Using ${\mathbf{E}}_{\mathbf{gs}}\mathbf{=}\mathbf{-}\mathbf{79}\mathbf{.}\mathbf{0}\mathbf{\hspace{0.33em}}\mathbf{eV}$ for the ground state energy of helium, calculate the ionization energy (the energy required to remove just one electron). Hint: First calculate the ground state energy of the helium ion, ${\mathbf{He}}^{\mathbf{+}}$, with a single electron orbiting the nucleus; then subtract the two energies.

A harmonic oscillator is a system that experiences a restoring forceFproportionate to the displacement xwhen it is moved from its equilibrium position, where k is a positive constant.

Subtract Helium's ground state energy from its first excited state yields the first ionization energy (energy necessary to remove one electron).

The energy of the Helium ion's${\mathrm{He}}^{+}$ground state is equal to the energy of the first excited state.

So, calculate the ground state energy of${\mathrm{He}}^{+}$as:

${\mathrm{He}}^{+}$ is a Hydrogen like atom. It contains just one electron but two protons in its nucleus, which indicates it has only one electron.

Hydrogen atom energy,

${\mathrm{E}}_{\mathrm{H}}=-13.6\hspace{0.33em}\mathrm{eV}\frac{{\mathrm{Z}}^2}{{\mathrm{n}}^2}$

ForHydrogen ground state n = 1 , and Z = 1.
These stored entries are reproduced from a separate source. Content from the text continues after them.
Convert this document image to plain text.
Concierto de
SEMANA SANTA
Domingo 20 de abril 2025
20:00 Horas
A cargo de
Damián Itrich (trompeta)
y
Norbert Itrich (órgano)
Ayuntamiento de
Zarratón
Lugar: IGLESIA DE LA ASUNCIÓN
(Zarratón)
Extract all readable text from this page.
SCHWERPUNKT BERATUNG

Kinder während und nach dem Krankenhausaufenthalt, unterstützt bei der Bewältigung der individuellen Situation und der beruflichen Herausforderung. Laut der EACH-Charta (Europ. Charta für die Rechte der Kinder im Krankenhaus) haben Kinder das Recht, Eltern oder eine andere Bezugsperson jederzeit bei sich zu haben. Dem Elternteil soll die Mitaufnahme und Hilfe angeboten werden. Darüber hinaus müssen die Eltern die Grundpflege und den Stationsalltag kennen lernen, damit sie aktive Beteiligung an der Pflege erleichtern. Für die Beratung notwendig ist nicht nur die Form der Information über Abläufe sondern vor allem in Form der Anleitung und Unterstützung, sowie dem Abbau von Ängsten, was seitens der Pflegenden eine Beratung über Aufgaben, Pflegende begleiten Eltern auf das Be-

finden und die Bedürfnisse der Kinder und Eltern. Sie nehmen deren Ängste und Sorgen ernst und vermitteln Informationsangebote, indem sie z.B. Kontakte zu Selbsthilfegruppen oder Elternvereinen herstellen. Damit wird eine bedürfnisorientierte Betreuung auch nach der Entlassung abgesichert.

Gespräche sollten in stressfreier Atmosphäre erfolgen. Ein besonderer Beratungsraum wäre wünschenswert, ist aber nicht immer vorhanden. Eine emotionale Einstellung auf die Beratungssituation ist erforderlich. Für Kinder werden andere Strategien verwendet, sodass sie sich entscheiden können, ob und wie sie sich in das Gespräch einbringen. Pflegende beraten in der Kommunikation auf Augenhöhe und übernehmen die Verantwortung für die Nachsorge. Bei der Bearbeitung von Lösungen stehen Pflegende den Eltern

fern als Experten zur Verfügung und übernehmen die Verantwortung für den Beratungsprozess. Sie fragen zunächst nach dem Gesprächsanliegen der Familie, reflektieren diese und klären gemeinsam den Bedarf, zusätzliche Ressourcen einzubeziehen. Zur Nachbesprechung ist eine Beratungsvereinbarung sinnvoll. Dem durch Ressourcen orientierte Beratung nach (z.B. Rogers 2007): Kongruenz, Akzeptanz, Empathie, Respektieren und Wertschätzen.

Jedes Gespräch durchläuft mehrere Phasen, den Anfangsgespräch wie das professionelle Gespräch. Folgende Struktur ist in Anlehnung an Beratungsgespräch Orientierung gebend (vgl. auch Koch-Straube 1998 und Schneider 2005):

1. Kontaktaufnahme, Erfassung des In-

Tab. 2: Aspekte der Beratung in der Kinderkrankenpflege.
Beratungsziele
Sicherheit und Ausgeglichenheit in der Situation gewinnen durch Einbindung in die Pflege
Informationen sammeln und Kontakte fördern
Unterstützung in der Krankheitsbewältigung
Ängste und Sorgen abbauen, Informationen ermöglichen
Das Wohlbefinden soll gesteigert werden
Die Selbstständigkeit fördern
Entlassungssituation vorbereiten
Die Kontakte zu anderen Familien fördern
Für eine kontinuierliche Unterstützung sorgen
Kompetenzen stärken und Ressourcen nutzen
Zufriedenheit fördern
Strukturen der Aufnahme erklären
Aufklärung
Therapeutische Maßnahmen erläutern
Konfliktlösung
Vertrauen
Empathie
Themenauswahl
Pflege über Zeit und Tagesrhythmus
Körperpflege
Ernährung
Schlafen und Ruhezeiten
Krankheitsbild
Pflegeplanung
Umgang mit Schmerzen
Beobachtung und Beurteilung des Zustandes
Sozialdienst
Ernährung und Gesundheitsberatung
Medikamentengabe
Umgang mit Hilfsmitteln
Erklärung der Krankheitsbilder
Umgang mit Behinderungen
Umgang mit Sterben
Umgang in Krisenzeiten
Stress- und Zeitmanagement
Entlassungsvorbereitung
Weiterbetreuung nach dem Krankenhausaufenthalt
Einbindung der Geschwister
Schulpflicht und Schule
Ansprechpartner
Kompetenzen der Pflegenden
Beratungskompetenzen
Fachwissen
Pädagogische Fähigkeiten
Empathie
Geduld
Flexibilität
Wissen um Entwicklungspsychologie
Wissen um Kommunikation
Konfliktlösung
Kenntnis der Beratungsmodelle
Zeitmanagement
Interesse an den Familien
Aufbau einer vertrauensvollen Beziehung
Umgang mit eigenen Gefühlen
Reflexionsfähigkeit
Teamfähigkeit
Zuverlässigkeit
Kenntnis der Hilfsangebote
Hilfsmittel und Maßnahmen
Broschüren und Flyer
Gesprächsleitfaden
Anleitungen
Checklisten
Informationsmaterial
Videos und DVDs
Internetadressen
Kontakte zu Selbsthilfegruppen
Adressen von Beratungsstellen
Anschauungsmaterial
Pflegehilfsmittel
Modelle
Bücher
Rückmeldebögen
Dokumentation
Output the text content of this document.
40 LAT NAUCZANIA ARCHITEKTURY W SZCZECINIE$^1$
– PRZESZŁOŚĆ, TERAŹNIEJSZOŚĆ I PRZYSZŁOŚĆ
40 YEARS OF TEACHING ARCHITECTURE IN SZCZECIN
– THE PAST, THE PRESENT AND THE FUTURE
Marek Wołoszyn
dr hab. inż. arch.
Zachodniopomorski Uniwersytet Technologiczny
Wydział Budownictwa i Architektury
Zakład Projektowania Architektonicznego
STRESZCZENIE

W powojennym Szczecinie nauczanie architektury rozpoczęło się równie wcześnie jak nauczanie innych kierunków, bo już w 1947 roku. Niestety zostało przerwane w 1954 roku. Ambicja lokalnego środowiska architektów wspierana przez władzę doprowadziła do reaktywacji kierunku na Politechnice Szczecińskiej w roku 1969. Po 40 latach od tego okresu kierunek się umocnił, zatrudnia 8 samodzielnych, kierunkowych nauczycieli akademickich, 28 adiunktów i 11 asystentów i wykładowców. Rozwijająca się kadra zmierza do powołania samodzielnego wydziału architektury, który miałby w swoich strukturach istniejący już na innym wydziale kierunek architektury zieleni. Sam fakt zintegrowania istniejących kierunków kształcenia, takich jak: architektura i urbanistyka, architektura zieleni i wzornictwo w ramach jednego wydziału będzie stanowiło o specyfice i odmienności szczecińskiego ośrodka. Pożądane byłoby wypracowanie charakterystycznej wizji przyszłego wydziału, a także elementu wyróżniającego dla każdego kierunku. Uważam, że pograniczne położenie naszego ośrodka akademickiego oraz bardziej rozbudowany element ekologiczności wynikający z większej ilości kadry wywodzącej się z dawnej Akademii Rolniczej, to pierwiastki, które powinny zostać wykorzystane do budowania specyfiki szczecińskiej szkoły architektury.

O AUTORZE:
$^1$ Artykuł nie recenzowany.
For helium, Z = 2, then the expression will be :

$$\begin{gathered} {\mathrm{E}}_{\mathrm{He}}=-13.6\hspace{0.33em}\mathrm{eV}\left(\frac{2^2}{1^2}\right) \\ {\mathrm{E}}_{\mathrm{He}}=-54.4\hspace{0.33em}\mathrm{eV} \end{gathered}$$

Ground state energy for helium is:

$E_{gs}=-79.0\hspace{0.33em}eV$

Subtracting$E_{He}$ and$E_{gs}$ ground state energy as:

$$\begin{gathered} {\mathrm{E}}_{\mathrm{join}}=\left(-54\mathrm{eV}\right)-\left(-79\mathrm{eV}\right) \\ =24.6\mathrm{eV} \end{gathered}$$

Thus, the first ionization energy is $24.6\hspace{0.33em}\mathrm{eV}$.